NSA-Cyberexperte und Militärarzt wegen US-Spionage angeklagt

Ein für die US-amerikanische National Security Agency (NSA) tätiger Cyber-Experte sowie ein Militärarzt und seine Frau wurden am Donnerstag in einem separaten Fall beschuldigt, versucht zu haben, amerikanische Geheimnisse an ausländische Regierungen zu verkaufen.

In einem Fall arbeitete der Cybersicherheitsexperte Jareh Sebastian Dalke, 30, weniger als vier Wochen bei der NSA, dem mächtigen Geheimdienst der Regierung, bevor er Ende Juni wegen familiärer Probleme abrupt zurücktrat.

Innerhalb der wenigen Wochen, in denen er bei der NSA war, druckte Dalke geheime Dokumente aus und bot sie nach seiner Abreise in verschlüsselter Online-Kommunikation mit jemandem zum Verkauf an, von dem er glaubte, dass er ein Agent einer ausländischen Regierung sei. Tatsächlich hat er es mit einem verdeckten FBI-Agenten zu tun.

Ausländische Regierungen wurden vom Justizministerium nicht identifiziert, aber vor Gericht eingereichte FBI-Erklärungen deuteten auf Russland und sagten, Dalke habe über eine dunkle Website kommuniziert, die von Russlands internationalem Geheimdienst SVR eingerichtet wurde, um Informanten und Verräter anzulocken.

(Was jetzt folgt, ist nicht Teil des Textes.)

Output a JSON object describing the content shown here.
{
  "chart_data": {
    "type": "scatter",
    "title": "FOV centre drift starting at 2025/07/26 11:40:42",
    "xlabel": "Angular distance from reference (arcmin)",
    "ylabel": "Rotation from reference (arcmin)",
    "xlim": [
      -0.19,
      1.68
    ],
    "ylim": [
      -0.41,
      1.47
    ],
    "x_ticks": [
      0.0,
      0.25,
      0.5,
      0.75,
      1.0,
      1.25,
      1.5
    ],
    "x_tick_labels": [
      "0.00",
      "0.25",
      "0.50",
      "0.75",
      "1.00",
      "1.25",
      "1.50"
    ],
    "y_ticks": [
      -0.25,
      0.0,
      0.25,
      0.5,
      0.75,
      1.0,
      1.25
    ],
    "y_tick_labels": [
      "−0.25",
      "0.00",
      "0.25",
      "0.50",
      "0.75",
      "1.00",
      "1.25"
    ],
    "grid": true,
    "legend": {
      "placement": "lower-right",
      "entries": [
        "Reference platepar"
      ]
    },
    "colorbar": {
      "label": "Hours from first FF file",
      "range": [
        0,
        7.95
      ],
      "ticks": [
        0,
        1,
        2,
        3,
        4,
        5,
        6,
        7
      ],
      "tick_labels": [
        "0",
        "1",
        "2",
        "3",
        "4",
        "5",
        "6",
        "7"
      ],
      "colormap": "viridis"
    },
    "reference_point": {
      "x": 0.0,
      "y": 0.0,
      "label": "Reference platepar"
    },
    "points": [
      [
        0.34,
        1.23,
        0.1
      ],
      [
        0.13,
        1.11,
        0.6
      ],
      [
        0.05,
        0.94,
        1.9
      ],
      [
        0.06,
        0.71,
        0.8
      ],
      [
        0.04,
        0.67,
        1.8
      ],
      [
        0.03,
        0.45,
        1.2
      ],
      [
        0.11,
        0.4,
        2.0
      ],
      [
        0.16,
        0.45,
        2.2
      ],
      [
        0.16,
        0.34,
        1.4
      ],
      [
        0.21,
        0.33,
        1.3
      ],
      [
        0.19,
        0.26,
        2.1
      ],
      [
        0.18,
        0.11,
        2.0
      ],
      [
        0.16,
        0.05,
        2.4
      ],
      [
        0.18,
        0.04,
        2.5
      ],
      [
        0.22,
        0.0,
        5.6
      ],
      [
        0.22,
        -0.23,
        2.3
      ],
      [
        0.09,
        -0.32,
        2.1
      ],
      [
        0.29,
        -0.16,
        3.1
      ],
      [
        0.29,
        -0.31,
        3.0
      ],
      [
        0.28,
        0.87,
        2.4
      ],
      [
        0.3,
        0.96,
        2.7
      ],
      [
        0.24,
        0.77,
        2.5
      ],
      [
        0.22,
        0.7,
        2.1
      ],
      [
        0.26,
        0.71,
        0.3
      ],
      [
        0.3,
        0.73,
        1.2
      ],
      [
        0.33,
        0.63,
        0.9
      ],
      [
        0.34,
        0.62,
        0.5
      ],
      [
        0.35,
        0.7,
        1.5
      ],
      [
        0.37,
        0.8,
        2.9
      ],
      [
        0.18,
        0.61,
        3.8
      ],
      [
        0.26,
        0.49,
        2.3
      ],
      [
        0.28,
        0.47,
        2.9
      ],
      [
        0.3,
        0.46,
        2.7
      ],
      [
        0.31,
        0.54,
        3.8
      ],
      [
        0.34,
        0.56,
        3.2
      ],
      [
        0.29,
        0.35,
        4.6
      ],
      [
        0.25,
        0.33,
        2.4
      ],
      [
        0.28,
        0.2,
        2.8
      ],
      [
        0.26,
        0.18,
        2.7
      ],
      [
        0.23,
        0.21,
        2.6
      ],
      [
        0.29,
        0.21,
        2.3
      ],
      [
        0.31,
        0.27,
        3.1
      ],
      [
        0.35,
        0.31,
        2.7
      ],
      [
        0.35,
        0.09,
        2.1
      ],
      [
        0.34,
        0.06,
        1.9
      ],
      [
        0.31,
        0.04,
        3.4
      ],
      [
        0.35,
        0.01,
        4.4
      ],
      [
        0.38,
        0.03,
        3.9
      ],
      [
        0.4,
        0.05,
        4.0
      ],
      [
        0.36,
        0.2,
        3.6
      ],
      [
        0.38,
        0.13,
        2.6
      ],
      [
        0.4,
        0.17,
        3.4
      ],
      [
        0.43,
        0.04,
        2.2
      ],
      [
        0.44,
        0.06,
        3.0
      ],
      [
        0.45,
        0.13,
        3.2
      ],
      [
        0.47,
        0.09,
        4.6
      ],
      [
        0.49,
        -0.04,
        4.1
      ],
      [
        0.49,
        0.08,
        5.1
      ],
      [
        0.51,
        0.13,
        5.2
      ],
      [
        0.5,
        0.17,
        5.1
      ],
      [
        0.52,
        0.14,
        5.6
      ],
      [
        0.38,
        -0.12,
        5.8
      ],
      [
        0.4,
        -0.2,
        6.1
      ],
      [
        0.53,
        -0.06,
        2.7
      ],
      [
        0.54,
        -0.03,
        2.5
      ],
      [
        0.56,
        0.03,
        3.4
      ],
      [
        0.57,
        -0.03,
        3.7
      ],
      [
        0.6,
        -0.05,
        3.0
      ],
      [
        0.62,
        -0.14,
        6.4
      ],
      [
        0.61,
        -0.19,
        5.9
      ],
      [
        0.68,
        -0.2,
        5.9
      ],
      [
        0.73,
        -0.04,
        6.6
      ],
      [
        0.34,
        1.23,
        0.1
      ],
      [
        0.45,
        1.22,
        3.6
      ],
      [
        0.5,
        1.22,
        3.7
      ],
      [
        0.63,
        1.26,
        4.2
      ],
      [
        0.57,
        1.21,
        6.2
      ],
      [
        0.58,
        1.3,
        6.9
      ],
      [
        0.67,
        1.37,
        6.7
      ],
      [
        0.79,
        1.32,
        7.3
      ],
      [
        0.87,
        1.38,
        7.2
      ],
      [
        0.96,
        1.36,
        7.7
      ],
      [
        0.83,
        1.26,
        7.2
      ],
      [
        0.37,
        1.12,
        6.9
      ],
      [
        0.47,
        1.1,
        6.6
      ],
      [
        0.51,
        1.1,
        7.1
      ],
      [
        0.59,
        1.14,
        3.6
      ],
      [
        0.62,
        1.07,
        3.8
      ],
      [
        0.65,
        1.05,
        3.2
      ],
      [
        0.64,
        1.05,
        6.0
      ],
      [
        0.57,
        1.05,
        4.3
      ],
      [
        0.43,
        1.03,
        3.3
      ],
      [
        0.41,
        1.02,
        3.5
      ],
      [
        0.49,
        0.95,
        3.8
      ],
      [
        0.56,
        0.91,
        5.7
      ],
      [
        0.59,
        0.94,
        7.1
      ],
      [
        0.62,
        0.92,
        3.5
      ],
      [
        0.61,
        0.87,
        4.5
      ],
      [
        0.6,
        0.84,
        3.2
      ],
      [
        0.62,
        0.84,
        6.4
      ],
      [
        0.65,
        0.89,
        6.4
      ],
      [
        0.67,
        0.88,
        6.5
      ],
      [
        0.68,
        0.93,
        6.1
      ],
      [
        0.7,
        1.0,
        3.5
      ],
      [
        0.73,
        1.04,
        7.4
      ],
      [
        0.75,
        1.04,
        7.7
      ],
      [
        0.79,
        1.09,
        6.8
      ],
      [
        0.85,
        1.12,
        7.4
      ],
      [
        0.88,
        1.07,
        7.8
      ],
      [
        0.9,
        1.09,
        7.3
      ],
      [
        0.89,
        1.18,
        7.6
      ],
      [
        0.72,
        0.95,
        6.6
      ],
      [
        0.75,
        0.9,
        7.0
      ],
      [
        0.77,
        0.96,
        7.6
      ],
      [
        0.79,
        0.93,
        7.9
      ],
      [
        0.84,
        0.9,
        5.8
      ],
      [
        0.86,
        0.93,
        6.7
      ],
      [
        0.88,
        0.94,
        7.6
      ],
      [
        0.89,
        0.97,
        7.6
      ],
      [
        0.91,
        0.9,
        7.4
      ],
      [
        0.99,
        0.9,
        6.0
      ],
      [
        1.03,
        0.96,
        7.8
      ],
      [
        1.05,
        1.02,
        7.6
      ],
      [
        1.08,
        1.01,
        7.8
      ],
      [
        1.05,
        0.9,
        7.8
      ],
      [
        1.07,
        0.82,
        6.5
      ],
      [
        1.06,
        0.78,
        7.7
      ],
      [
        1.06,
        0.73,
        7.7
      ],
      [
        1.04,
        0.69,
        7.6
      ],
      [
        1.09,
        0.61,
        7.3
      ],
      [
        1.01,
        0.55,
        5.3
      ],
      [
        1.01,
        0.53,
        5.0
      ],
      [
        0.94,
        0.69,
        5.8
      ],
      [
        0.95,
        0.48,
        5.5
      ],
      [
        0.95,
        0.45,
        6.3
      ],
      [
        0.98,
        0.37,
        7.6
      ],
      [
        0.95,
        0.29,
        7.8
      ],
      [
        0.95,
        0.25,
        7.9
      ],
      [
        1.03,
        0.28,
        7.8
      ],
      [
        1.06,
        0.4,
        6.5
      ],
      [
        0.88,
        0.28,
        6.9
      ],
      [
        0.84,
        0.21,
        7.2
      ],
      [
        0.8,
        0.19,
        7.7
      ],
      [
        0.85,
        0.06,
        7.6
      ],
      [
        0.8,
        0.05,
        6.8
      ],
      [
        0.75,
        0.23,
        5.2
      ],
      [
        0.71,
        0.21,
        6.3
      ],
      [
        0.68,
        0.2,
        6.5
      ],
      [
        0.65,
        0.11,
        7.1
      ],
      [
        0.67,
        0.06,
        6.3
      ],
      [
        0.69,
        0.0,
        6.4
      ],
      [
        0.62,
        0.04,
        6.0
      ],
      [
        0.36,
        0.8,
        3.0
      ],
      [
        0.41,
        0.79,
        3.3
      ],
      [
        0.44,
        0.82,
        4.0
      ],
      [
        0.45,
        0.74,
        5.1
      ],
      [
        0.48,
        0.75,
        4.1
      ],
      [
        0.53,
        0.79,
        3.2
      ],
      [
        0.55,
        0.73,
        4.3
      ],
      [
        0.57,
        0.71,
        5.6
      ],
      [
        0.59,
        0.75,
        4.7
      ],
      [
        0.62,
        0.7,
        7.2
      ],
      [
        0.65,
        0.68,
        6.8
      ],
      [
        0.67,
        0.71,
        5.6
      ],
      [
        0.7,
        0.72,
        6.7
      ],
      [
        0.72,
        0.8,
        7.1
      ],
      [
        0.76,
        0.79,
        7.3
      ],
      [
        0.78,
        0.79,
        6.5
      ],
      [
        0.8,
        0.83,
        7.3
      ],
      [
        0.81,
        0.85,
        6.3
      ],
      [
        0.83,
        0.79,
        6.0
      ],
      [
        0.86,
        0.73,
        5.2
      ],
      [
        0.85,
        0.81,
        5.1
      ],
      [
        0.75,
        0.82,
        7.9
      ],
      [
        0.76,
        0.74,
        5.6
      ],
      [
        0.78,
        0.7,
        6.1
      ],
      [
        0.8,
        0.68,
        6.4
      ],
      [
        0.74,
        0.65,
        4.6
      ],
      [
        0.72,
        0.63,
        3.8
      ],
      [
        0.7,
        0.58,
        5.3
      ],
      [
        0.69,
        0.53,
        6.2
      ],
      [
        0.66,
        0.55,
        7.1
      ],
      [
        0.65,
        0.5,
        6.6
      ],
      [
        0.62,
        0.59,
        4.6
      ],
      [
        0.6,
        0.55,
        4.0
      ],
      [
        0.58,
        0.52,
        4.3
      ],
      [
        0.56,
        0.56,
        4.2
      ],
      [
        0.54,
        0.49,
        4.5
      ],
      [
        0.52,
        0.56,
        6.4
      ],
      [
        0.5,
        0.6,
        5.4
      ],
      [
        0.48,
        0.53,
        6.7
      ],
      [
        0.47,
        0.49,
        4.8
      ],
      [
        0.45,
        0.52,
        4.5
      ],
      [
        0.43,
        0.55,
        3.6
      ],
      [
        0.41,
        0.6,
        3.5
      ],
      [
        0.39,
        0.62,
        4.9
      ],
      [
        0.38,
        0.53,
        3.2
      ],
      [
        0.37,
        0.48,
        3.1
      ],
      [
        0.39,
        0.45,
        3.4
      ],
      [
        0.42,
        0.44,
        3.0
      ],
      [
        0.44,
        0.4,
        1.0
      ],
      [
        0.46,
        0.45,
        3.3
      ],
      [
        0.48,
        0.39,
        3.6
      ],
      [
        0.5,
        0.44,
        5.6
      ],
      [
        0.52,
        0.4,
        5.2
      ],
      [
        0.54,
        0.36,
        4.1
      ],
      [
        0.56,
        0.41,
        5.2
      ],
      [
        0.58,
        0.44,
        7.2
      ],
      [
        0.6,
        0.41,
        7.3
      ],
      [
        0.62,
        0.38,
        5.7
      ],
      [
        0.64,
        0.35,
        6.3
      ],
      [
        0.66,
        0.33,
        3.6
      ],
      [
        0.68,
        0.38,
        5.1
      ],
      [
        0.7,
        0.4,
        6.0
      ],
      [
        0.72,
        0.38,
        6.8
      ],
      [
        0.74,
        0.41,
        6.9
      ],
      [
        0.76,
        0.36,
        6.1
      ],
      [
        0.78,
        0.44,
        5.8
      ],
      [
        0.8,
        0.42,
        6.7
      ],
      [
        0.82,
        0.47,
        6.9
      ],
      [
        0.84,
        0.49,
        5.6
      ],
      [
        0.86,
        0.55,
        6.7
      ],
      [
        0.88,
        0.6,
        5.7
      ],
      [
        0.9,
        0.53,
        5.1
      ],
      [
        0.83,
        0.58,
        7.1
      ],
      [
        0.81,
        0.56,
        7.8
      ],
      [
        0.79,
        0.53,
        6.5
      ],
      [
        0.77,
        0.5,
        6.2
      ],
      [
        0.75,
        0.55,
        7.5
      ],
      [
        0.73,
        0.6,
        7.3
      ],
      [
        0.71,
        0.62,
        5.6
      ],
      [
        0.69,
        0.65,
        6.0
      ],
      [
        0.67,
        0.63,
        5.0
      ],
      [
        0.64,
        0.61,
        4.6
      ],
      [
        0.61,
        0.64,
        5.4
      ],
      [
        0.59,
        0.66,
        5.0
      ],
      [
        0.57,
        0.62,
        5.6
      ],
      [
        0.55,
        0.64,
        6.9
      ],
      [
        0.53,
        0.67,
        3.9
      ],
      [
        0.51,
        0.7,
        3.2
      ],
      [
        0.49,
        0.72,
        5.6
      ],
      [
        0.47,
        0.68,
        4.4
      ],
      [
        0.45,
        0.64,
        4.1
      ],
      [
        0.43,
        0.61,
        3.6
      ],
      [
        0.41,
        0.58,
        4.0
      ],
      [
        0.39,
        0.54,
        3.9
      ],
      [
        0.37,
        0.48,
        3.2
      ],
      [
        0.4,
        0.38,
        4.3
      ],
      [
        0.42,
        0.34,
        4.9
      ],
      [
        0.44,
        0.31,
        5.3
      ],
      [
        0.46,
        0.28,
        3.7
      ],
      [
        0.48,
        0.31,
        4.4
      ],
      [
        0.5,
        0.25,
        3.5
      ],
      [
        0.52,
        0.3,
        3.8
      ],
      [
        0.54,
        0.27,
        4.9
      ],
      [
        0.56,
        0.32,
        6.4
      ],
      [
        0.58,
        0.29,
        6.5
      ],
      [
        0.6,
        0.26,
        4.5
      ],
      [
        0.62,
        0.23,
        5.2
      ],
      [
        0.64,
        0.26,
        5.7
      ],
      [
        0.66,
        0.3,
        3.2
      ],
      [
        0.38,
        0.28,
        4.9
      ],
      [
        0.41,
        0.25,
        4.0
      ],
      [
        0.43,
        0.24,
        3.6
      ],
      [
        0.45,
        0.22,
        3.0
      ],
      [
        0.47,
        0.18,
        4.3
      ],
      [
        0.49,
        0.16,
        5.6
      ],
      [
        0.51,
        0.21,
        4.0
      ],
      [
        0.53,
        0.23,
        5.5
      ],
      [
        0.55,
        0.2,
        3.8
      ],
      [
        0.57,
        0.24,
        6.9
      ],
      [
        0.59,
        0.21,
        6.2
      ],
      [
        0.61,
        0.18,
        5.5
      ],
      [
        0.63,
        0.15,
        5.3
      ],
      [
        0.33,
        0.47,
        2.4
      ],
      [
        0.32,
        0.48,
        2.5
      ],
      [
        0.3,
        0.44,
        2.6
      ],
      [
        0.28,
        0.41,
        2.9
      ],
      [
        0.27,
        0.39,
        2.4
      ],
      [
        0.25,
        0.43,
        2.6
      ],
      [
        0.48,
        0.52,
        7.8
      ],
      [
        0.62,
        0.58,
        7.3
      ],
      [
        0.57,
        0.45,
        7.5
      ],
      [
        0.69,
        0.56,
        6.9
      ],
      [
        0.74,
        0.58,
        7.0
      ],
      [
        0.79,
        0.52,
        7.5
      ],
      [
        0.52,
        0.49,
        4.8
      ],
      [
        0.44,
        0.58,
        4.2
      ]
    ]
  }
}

Dalke, der den Anschuldigungen zufolge in ernsthaften finanziellen Schwierigkeiten steckte und Unmut gegenüber der amerikanischen Öffentlichkeit zum Ausdruck brachte, akzeptierte zwei anfängliche Kryptowährungszahlungen im Wert von mehr als 4.900 US-Dollar als Gegenleistung für den Nachweis, dass er geheime Informationen hatte. Dalke verlangte 85.000 Dollar für den gesamten Papierkram und behauptete, Schulden in Höhe von 237.000 Dollar zu haben.

Nachdem er weitere 11.422 Dollar in Kryptowährung erhalten hatte, arrangierten er und ein Undercover-Agent am Donnerstag die Zustellung elektronischer Dokumente in Denver, Colorado. Dalke wurde am Übergabeort festgenommen und wegen dreier Verstöße gegen das Spionagegesetz angeklagt. Im Falle eines Schuldspruchs droht ihm die Todesstrafe oder lebenslange Haft.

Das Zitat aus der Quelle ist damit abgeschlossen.